More than 30 years ago, Canadian health organizations began to campaign for pharmacies to stop selling cigarettes. One by one, 9 provinces and 3 territories amended their tobacco laws to end this practice. Only one province - British Columbia - has firmly declined to take this step.
Selling tobacco products is incompatible with the health care responsibilities of pharmacists.
Pharmacies have been granted exclusive control over the dispensing of many medications and are part of the health care system. Pharmacists are actively engaged in the health of their community. They provide patient counseling, medication therapy monitoring, and help identify and resolve drug related problems.
- The sale of tobacco in a health care facility such as a pharmacy gives a false and dangerous credibility to cigarettes, and suggests that their use is compatible with health.
- Selling cigarettes (that cause disease) is inherently in conflict with the pharmacist’s role in preventing and treating disease.
- Domestic and international codes of practice for health professionals call on pharmacists to disengage from tobacco commerce.
The same challenges have faced pharmacists in British Columbia. The difference is that the B.C. College was unwilling or unable to enforce professional standards on pharmacy-owners and that the B.C. government was unwilling to step in to help them achieve the goals of this standard.
The College of Pharmacists of British Columbia had formally endorsed an end to tobacco sales since 2000, and in 2014, it proposed that this become a new professional standard. As in other provinces, the big pharmacy chains objected and threatened legal action. But instead of the College and the government staring down these business interests, the initiative was dropped. Since 2015 their strategic plan to end tobacco sales has been put on hold.
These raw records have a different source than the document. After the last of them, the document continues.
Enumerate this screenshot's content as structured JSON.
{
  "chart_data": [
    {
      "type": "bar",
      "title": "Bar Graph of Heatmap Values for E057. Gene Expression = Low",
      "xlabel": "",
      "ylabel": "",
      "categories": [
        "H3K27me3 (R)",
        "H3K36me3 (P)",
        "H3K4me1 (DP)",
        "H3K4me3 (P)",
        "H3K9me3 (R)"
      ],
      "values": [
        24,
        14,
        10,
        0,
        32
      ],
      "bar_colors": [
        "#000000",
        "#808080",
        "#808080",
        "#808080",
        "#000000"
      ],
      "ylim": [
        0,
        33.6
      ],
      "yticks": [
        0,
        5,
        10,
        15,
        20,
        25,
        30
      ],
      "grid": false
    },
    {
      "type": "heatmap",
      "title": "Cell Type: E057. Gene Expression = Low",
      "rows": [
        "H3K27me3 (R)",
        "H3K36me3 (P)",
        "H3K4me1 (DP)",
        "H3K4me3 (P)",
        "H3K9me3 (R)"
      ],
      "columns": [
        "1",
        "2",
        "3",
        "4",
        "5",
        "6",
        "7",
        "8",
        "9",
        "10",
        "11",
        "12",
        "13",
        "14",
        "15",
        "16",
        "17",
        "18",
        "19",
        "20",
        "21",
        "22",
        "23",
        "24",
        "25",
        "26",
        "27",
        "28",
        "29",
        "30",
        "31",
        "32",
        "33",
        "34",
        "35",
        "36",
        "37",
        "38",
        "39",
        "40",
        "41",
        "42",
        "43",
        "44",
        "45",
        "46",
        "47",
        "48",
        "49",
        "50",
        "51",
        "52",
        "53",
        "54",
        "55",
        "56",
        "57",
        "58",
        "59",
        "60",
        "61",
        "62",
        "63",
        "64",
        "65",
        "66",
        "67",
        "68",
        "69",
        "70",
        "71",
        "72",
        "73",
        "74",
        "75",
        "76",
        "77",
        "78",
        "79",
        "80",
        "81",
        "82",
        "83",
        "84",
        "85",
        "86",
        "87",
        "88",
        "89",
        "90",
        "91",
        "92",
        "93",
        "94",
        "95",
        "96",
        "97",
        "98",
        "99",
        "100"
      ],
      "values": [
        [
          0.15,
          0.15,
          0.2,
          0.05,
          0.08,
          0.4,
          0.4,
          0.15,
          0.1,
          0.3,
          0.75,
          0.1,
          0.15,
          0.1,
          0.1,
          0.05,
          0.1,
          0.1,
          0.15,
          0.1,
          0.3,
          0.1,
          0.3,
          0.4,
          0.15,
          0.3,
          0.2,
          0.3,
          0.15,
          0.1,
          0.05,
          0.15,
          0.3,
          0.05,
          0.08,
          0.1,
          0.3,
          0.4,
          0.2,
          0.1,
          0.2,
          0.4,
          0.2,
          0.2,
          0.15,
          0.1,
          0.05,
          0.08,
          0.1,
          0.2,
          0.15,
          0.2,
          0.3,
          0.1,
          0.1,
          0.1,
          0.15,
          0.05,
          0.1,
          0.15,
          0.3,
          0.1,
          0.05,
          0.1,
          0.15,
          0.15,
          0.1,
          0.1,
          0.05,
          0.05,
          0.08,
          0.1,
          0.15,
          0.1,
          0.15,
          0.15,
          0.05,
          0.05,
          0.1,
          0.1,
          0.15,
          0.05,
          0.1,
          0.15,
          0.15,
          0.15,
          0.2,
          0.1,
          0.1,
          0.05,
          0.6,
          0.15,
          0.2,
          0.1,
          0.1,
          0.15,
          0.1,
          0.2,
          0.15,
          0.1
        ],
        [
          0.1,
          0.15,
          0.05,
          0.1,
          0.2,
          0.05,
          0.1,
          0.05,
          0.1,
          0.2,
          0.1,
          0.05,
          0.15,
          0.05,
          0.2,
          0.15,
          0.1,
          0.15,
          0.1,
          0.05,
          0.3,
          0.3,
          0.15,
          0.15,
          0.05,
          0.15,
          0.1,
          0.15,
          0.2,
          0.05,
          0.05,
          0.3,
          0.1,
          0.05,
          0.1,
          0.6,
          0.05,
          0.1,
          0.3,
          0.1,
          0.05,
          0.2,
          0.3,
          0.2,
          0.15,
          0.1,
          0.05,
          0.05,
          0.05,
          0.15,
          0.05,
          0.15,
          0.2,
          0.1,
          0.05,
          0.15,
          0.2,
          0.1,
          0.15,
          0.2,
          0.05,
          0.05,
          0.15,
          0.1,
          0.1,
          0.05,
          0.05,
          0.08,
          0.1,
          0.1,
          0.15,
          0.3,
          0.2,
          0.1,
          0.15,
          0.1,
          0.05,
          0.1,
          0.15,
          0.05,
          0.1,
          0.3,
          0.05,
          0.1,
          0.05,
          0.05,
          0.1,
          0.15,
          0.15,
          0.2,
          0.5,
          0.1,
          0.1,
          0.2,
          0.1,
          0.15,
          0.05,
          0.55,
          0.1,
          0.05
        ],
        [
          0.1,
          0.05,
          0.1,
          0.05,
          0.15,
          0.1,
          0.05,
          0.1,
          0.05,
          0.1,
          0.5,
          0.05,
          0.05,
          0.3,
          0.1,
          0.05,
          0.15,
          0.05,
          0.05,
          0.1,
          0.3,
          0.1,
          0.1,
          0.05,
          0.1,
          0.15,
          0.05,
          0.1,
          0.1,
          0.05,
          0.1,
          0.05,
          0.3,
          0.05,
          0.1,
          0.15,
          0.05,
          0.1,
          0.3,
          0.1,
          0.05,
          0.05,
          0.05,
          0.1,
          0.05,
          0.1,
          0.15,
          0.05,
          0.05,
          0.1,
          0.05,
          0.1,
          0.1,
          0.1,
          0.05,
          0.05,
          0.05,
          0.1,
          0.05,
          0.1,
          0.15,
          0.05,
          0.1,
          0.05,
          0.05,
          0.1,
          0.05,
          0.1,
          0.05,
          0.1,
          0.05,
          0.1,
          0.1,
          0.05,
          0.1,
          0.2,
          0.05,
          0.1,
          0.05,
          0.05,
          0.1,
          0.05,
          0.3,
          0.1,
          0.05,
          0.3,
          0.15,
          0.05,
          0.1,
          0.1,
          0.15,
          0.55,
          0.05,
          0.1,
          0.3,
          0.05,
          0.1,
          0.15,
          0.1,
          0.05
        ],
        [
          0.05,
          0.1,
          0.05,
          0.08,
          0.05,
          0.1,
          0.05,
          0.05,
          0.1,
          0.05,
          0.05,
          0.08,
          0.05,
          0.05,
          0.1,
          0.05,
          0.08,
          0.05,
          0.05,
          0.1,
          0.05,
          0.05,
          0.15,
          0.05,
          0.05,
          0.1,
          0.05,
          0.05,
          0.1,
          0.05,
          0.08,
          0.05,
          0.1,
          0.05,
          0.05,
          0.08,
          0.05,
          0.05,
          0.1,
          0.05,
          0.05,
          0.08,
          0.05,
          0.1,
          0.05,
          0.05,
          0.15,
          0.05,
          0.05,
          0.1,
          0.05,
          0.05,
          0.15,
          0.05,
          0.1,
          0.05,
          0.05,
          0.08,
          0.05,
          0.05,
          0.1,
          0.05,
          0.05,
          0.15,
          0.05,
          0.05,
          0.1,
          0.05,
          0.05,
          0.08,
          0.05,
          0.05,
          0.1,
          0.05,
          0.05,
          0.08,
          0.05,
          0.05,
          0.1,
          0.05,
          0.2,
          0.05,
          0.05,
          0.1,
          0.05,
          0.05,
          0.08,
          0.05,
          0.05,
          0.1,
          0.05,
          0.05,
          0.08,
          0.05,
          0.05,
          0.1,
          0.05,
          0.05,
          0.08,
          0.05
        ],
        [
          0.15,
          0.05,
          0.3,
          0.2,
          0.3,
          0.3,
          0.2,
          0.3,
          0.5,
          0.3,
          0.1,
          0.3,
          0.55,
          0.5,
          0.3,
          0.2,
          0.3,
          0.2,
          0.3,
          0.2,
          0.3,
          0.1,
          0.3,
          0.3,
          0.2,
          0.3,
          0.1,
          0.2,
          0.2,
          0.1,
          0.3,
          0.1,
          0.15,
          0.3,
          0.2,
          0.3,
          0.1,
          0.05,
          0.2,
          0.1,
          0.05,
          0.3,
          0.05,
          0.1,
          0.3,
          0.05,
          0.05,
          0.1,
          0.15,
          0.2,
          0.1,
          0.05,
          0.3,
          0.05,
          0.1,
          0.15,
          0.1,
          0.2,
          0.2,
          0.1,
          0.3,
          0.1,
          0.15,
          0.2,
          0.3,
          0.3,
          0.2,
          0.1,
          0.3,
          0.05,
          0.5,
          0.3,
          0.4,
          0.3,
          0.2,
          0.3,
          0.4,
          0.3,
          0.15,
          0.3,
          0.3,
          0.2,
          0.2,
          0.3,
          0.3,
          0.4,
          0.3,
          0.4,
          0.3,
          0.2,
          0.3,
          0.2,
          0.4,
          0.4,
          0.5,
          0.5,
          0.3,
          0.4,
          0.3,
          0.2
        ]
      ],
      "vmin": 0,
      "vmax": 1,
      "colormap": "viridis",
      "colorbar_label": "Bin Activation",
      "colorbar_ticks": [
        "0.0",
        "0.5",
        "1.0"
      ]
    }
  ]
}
Communities support tobacco-free pharmacies
Other Canadian governments have ended pharmacy sales of tobacco with the urging and support of the health community, and without any negative political, business or community response.
The B.C. government has similarly been encouraged by organizations like the British Columbia Lung Association, the Heart and Stroke Foundation and the Canadian Cancer Society and others. A recent petition campaign led by Leo Levasseur reflects a citizen's frustration with the government's failure to legislate, while rewarding the pharmacy chain that has worked to block reform.
B.C.'s 'harm reduction' lens on pharmacy-sales is not supported by evidence
In 2014, then Minister of Health, Terry Lake, defended the government's decision to allow tobacco sales in pharmacies as a sort of "harm-reduction" strategy: “You have the opportunity to interact with a health professional about smoking-cessation programs... some have argued that this is such a dangerous substance that it should be sold only in drugstores.”
The idea that ONLY pharmacies or other health-mandated retailers should sell tobacco products has been proposed elsewhere. While this could be a welcome innovation in Canada, the government of British Columbia has not taken any steps towards such a change in tobacco retailing.
Moreover, to date there is no evidence that allowing cigarette sales in pharmacies reduces any harm or increases support for smokers' quitting. Canadian surveys found that smokers were no more likely to report being counselled by a pharmacists in provinces where they could sell cigarettes. To the contrary, U.S. studies have shown that in areas where there pharmacies stop selling cigarettes, there are greater quit attempts.
A change of government did not change B.C.'s policy
Between 2001 and 2017, the Liberal Party held power in British Columbia. Although it introduced restrictions on tobacco sales in 2007 (including banning their sale in hospitals and other health facilities), that government resisted any restrictions of sales on pharmacies.
The New Democratic Party was in opposition during that period, and several of its members pressed for a ban on tobacco sales in pharmacies, through back-benchers motions and petitions. In 2007, the opposition health critic, Adrian Dix, pressed for British Columbia to join other provinces in banning pharmacy sales. “One of the next steps that's required to protect people from the impacts of cigarette smoke is to make pharmacies, which are a place of health, come forward into the 21st century and not allow the sale of cigarettes in pharmacies," he told the legislature. In the first 3 years as Health Minister, Mr. Dix has introduced other important tobacco control initiatives, but has kept silent on the subject of pharmacy sales of tobacco.
When it comes to tobacco sales in pharmacies, British Columbia remains the odd-man-out among Canadian health authorities. It continues to be out of step with the advice of health professionals - and in step with the interests of business.